After a second-place finish last season, Marseille tried its best to take a swing at the champs, spending €115m in transfer fees to bring in players like Braga’s Vitinha and Arsenal’s Matteo Guendouzi. Marseille pulled 23 of 27 points from its first nine matches too, doing its best to keep up with PSG. But Marseille’s margin for error completely disappeared in October, when it lost 2-1 to AC Ajaccio then suffered 1-0 defeats to both PSG and its biggest competition for second place, Lens. Marseille drew with Strasbourg too, meaning it was suddenly 11 points back and in fifth place at the start of November.
Over the past 23 matchdays, Marseille has equaled PSG’s 49 points, but OM was never able to make up for the damage done in October.
PSG’s biggest challenge came not from Marseille or Monaco or Lyon or 2021 champion Lille; it came instead from a Lens team promoted from the second division just a couple of years ago. Under third-year manager Franck Haise, Les Sang et Or lost only one of their first 20 league matches and rode goals from Lois Openda and Alexis Claude-Maurice to beat PSG on Jan. 1, moving within four points of the top of the table.

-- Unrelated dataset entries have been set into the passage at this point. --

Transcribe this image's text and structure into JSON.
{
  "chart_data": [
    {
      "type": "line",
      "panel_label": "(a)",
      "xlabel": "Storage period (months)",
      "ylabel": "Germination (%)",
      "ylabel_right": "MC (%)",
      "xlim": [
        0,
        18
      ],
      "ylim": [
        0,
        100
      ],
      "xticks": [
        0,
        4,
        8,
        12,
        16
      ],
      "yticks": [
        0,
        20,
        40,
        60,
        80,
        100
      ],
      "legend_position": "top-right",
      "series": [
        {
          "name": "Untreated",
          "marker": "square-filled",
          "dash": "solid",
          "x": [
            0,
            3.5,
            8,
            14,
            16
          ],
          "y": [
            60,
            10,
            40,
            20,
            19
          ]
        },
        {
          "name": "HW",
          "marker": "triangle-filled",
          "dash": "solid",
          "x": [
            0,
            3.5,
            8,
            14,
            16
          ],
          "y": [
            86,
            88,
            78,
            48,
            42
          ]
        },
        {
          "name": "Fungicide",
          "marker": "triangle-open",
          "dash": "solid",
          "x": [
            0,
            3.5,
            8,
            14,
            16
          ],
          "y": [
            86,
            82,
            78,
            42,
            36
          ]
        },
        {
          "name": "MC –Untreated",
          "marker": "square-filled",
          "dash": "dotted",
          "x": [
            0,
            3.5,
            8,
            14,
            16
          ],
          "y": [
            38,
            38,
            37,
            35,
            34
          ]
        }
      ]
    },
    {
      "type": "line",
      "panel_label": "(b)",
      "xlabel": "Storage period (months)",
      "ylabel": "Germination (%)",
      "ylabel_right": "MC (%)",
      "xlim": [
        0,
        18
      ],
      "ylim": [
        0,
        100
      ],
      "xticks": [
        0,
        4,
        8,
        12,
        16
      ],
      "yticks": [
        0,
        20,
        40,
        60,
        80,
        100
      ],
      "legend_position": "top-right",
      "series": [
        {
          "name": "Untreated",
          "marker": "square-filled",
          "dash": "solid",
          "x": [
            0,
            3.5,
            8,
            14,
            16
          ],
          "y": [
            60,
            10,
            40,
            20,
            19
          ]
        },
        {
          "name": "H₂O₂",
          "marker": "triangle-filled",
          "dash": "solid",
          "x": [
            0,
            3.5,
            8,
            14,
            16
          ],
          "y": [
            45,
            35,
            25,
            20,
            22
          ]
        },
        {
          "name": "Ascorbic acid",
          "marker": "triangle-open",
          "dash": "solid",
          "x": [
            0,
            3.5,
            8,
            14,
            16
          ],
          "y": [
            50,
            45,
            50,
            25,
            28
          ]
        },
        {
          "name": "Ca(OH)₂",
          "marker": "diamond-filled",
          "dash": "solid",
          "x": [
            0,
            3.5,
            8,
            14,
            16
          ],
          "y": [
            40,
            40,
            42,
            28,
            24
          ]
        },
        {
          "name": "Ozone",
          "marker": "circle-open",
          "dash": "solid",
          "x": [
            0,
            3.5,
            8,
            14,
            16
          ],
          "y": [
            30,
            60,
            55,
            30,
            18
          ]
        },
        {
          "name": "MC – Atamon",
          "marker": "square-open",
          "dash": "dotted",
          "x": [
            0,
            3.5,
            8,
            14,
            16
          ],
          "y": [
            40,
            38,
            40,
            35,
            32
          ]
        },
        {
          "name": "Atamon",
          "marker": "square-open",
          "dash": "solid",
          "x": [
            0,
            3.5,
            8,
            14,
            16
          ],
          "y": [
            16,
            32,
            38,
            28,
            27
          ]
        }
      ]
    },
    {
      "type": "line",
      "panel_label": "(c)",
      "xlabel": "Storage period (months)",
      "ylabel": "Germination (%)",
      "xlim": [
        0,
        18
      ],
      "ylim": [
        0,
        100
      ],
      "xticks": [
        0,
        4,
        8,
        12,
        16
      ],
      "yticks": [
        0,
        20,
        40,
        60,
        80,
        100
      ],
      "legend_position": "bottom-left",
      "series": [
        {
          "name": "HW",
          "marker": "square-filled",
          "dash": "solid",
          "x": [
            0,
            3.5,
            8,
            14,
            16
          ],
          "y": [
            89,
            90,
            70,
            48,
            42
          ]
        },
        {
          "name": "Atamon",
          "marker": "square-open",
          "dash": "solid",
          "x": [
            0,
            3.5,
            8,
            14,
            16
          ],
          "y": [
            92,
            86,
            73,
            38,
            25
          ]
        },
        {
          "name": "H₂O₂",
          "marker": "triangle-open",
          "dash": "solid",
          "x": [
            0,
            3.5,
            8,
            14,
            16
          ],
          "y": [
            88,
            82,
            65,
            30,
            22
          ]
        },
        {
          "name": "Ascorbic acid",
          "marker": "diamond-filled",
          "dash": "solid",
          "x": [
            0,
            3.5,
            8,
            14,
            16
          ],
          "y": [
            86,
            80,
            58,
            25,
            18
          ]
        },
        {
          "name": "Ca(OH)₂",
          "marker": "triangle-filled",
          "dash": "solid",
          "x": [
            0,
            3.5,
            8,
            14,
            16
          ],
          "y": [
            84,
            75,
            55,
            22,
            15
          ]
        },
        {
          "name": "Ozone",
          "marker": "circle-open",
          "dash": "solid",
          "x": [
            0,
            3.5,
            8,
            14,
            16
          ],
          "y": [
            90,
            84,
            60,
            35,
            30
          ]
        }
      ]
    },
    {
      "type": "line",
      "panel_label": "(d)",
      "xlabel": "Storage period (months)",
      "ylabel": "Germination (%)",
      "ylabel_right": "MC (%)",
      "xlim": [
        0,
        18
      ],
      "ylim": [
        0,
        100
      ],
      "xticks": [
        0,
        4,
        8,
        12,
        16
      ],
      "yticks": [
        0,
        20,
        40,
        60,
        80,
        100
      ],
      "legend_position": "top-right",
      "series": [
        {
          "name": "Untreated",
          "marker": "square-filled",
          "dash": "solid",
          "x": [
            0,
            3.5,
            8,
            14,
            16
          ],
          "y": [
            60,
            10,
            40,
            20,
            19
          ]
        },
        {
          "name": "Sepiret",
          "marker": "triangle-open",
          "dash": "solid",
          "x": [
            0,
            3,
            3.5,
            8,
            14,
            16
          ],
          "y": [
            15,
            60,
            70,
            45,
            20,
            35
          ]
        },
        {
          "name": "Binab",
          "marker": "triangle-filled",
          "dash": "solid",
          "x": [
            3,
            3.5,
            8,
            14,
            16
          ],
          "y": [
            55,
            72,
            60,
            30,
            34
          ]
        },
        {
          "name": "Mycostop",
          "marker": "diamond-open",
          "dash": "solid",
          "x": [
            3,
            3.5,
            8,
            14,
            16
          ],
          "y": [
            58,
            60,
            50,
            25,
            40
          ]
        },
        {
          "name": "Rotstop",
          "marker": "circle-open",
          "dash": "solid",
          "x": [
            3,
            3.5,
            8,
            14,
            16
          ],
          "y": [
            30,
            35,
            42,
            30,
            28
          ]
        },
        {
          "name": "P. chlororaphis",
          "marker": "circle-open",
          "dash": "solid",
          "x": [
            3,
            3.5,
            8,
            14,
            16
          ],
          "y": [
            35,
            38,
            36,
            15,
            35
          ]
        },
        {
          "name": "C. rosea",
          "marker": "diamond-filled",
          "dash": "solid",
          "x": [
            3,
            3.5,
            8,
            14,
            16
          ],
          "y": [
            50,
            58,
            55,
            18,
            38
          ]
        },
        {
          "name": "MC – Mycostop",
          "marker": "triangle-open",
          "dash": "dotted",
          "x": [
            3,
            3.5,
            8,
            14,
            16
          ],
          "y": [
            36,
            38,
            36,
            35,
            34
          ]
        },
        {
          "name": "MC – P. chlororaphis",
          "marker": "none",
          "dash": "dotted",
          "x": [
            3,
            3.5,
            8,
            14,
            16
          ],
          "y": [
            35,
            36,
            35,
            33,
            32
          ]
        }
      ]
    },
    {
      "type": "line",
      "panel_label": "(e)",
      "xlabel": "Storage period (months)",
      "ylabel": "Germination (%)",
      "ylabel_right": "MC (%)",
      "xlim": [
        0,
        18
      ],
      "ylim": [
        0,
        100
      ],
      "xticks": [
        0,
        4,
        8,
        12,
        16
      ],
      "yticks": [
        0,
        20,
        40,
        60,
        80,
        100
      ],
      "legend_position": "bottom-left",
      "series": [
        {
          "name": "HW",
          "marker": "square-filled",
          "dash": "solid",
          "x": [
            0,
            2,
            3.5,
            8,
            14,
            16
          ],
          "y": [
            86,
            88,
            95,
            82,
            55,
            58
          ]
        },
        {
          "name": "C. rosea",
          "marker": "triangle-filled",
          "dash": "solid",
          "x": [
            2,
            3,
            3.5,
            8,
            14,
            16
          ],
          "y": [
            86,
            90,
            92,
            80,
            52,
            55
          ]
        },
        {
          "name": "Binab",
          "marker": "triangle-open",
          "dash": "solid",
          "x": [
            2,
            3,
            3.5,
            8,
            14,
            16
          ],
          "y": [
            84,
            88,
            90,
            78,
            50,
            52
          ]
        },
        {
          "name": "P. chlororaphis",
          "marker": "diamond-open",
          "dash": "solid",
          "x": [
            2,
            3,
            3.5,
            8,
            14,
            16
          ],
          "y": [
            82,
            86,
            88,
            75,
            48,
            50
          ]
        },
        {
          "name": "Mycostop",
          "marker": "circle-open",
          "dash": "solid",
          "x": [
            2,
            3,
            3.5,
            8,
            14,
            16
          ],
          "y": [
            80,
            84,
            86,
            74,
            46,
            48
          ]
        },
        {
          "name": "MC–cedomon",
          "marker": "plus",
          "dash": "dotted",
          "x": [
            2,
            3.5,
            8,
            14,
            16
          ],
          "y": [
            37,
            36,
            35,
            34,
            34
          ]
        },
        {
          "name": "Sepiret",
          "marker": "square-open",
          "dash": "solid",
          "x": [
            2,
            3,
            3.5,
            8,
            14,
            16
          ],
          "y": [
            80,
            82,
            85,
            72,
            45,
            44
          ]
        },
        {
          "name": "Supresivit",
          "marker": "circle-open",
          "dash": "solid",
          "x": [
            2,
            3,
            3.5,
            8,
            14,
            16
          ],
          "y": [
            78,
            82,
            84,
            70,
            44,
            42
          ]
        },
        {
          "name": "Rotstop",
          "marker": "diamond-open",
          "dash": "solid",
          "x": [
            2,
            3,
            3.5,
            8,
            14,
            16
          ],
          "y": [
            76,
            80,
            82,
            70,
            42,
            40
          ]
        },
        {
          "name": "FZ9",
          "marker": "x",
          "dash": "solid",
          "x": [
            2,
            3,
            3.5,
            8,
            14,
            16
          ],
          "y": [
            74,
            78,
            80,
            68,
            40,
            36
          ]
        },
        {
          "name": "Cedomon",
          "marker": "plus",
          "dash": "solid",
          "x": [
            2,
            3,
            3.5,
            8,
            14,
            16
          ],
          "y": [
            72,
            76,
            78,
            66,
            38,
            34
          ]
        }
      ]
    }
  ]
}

After a peak, however, usually comes a valley. Draws with Strasbourg, Troyes and Brest and tight losses to Nice and Lyon meant that Lens earned just six points in a six-match span. Even with PSG far from fifth gear, the lead over Lens expanded back to eight points. Lens has lost only once since, but that was too large a gap to overcome.
Lens’ lone loss of late was the proverbial six-pointer. Back to within six points of PSG, Lens needed to spring an upset at the Parc des Princes to make things interesting down the stretch. Instead, Abdul Samed got a red card in the 19th minute, and PSG scored three goals in 10 minutes (one from Mbappe, one from Vitinha, one from Messi) to put away an easy win.
Lens kept winning after that, but the opportunity was gone.